Cruelty free cosmetics and ginger rodents

On a related note to the previous post, I spent part of New Year’s Day typing up this list, while I was staying round someone’s house. There may well be spelling mistakes – it was tiny font, and pink on pink I think. It may not have been the most exciting way to spend 1/1/11 but after a rather late night it was about all the excitement I could handle.

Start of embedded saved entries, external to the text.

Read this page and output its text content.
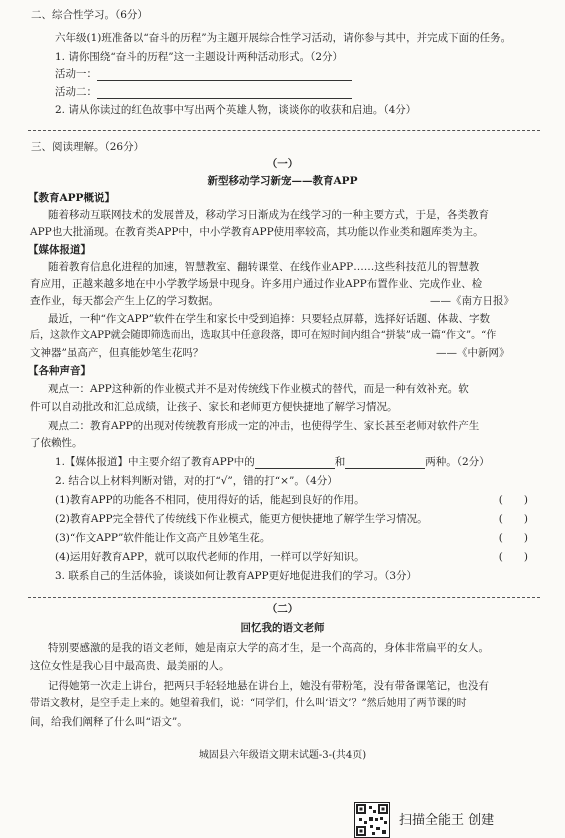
二、综合性学习。（6分）
六年级(1)班准备以“奋斗的历程”为主题开展综合性学习活动，请你参与其中，并完成下面的任务。
1. 请你围绕“奋斗的历程”这一主题设计两种活动形式。（2分）
活动一：
活动二：
2. 请从你读过的红色故事中写出两个英雄人物，谈谈你的收获和启迪。（4分）
三、阅读理解。（26分）
（一）
新型移动学习新宠——教育APP
【教育APP概说】
随着移动互联网技术的发展普及，移动学习日渐成为在线学习的一种主要方式，于是，各类教育
APP也大批涌现。在教育类APP中，中小学教育APP使用率较高，其功能以作业类和题库类为主。
【媒体报道】
随着教育信息化进程的加速，智慧教室、翻转课堂、在线作业APP……这些科技范儿的智慧教
育应用，正越来越多地在中小学教学场景中现身。许多用户通过作业APP布置作业、完成作业、检
查作业，每天都会产生上亿的学习数据。	——《南方日报》
最近，一种“作文APP”软件在学生和家长中受到追捧：只要轻点屏幕，选择好话题、体裁、字数
后，这款作文APP就会随即筛选而出，选取其中任意段落，即可在短时间内组合“拼装”成一篇“作文”。“作
文神器”虽高产，但真能妙笔生花吗？	——《中新网》
【各种声音】
观点一：APP这种新的作业模式并不是对传统线下作业模式的替代，而是一种有效补充。软
件可以自动批改和汇总成绩，让孩子、家长和老师更方便快捷地了解学习情况。
观点二：教育APP的出现对传统教育形成一定的冲击，也使得学生、家长甚至老师对软件产生
了依赖性。
1.【媒体报道】中主要介绍了教育APP中的	和	两种。（2分）
2. 结合以上材料判断对错，对的打“√”，错的打“×”。（4分）
(1)教育APP的功能各不相同，使用得好的话，能起到良好的作用。	(　　)
(2)教育APP完全替代了传统线下作业模式，能更方便快捷地了解学生学习情况。	(　　)
(3)“作文APP”软件能让作文高产且妙笔生花。	(　　)
(4)运用好教育APP，就可以取代老师的作用，一样可以学好知识。	(　　)
3. 联系自己的生活体验，谈谈如何让教育APP更好地促进我们的学习。（3分）
（二）
回忆我的语文老师
特别要感激的是我的语文老师，她是南京大学的高才生，是一个高高的，身体非常扁平的女人。
这位女性是我心目中最高贵、最美丽的人。
记得她第一次走上讲台，把两只手轻轻地悬在讲台上，她没有带粉笔，没有带备课笔记，也没有
带语文教材，是空手走上来的。她望着我们，说：“同学们，什么叫‘语文’？”然后她用了两节课的时
间，给我们阐释了什么叫“语文”。
城固县六年级语文期末试题-3-(共4页)
扫描全能王 创建
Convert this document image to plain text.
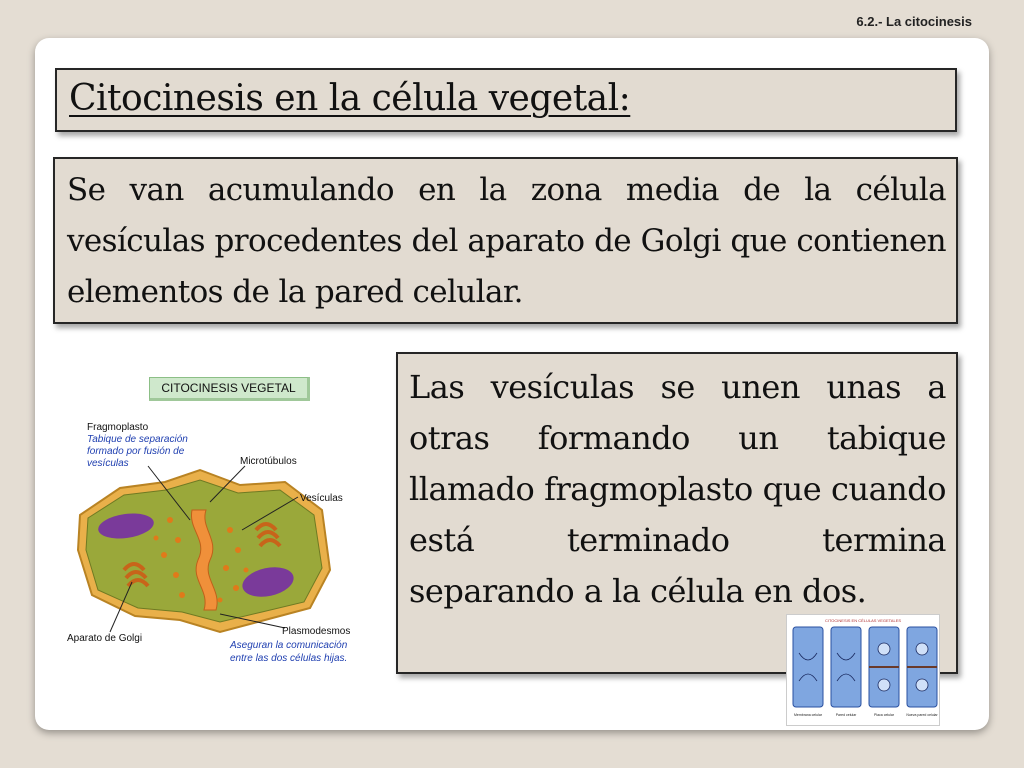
6.2.- La citocinesis
Citocinesis en la célula vegetal:
Se van acumulando en la zona media de la célula vesículas procedentes del aparato de Golgi que contienen elementos de la pared celular.
Las vesículas se unen unas a otras formando un tabique llamado fragmoplasto que cuando está terminado termina separando a la célula en dos.
CITOCINESIS VEGETAL
Fragmoplasto
Tabique de separación
formado por fusión de
vesículas	Microtúbulos
Vesículas
Aparato de Golgi
Plasmodesmos
Aseguran la comunicación
entre las dos células hijas.
CITOCINESIS EN CÉLULAS VEGETALES
Membrana celular	Pared celular	Placa celular	Nueva pared celular
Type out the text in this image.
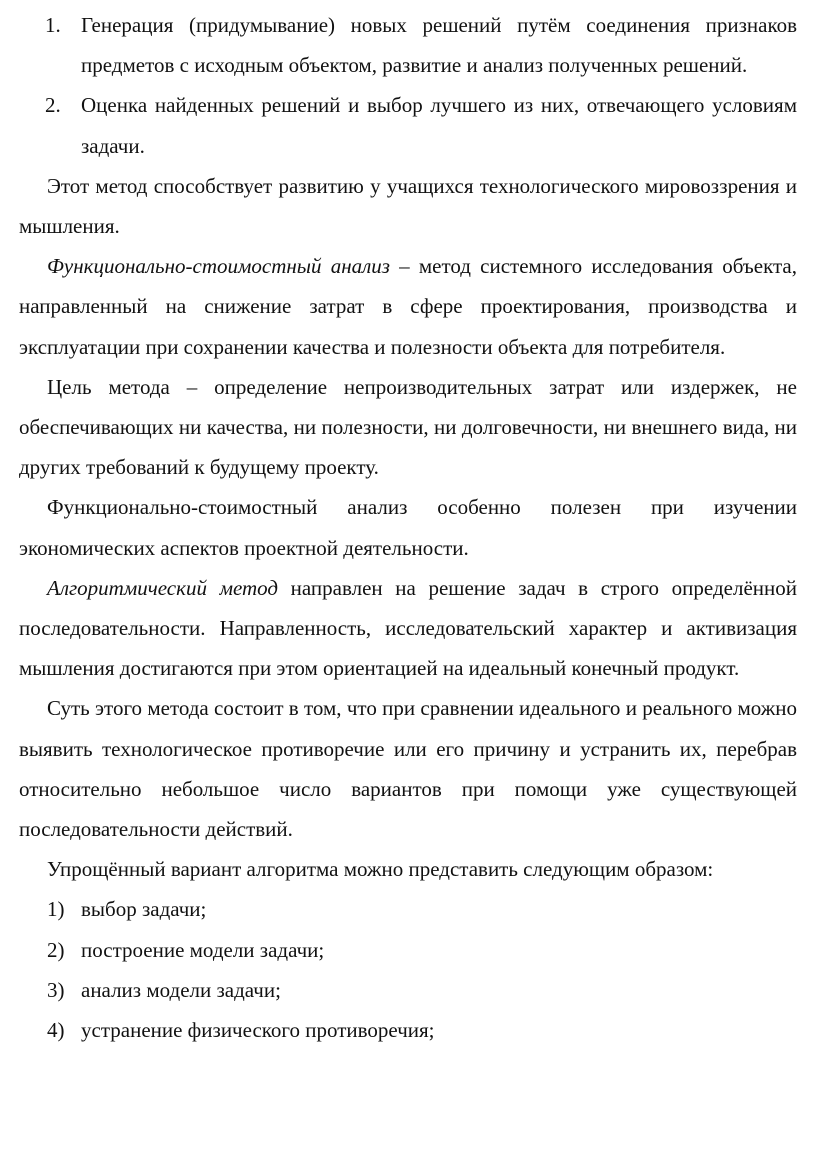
1. Генерация (придумывание) новых решений путём соединения признаков предметов с исходным объектом, развитие и анализ полученных решений.
2. Оценка найденных решений и выбор лучшего из них, отвечающего условиям задачи.

Этот метод способствует развитию у учащихся технологического мировоззрения и мышления.

Функционально-стоимостный анализ – метод системного исследования объекта, направленный на снижение затрат в сфере проектирования, производства и эксплуатации при сохранении качества и полезности объекта для потребителя.

Цель метода – определение непроизводительных затрат или издержек, не обеспечивающих ни качества, ни полезности, ни долговечности, ни внешнего вида, ни других требований к будущему проекту.

Функционально-стоимостный анализ особенно полезен при изучении экономических аспектов проектной деятельности.

Алгоритмический метод направлен на решение задач в строго определённой последовательности. Направленность, исследовательский характер и активизация мышления достигаются при этом ориентацией на идеальный конечный продукт.

Суть этого метода состоит в том, что при сравнении идеального и реального можно выявить технологическое противоречие или его причину и устранить их, перебрав относительно небольшое число вариантов при помощи уже существующей последовательности действий.

Упрощённый вариант алгоритма можно представить следующим образом:

1) выбор задачи;
2) построение модели задачи;
3) анализ модели задачи;
4) устранение физического противоречия;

Aqua Sodium Laureth Sulfate, Sodium Lauryl Sulfate, Cocamidopropyl Betaine, Sodium Chloride, Citric Acid, Sodium Citrate, Sodium Xylenesulfonate, Parfum, Cocamide MEA, Sodium Benzoate, Terasodium EDTA, Propylene Glycol, Linoleamidopropyl PG-Dimonium Chloride Phosphate, Guar Hydroxpropytrimonium Chloride, Benzyl Alcohol, Limonene, Butylphenyl Methypropional, Hexyl Cinnamal, Sodium Diethylenetramine Pentamethylene Phosporate, Etidronic Acid, Hydroxyisohexyl 3-Cyclohexene Carboxaldehyde, Citronellol, Euterpre Olacea Fruit Extract, Hydrolyzed Silk, Methylochloroisothiazoline, Methylisothiazoline, C1 17200, C1 14700, Potassium Sorbate, C1 4705, Fumaric Acid

These are the ingredients of Proctor & Gamble’s Herbal Essences shampoo, promoted on the front of the bottle as containing “Acai berry and silk extracts”. I know several very nice people who buy Herbal Essences precisely because they think there’s something natural (and by extension, environmentally sound, and by further extension, not involved in nasty animal testing) about it. There’s not.

In fact Proctor & Gamble are notorious for their testing. (This story, about rats turning orange as a result of cosmetics testing, is really crying out for a Danny Alexander quip, but I will restrain myself…..)

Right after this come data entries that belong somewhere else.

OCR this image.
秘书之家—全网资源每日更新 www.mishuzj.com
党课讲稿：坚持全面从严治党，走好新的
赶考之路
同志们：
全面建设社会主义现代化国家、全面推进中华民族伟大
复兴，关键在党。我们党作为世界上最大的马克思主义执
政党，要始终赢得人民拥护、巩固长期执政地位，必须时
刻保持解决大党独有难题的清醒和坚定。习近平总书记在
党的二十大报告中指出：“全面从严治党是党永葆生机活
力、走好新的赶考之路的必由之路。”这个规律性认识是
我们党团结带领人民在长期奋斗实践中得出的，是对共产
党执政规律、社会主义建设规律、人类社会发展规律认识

All the surveys show that the majority of people in the UK don’t want cosmetic products tested on animals. But how many actually use their shopping power? It can’t be all of those who say they’re against it, because clearly there’s still a big, big market for products that have been tested. And I think this isn’t for lack of good intentions, but simply because it’s not always easy to find things that aren’t – I can spend ages perusing the shelves in Boots, trying to find a shampoo that isn’t tested – but there are alternatives out there. Lush and the Body Shop on the high street, Aveda if you want to splash out a bit. Urban Decay make-up isn’t tested, and in fact they’ve got a special edition ‘Vegan Palette” out at the moment. 

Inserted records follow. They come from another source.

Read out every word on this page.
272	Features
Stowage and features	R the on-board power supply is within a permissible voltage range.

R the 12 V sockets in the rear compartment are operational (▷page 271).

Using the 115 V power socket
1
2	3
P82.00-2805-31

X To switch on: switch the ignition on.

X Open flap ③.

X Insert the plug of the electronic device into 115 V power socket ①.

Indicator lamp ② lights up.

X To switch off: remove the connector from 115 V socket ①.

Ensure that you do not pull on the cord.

For a comprehensive guide, have a look in the Shop Cruelty Free section of the BUAV website, and download their guide to Cruelty Free shopping. This covers, I think, only brands that have never been tested.

Going forward, kudos to Superdrug who have stopped testing and promised not to test their products going forward. Boots need a bit more pressure applying!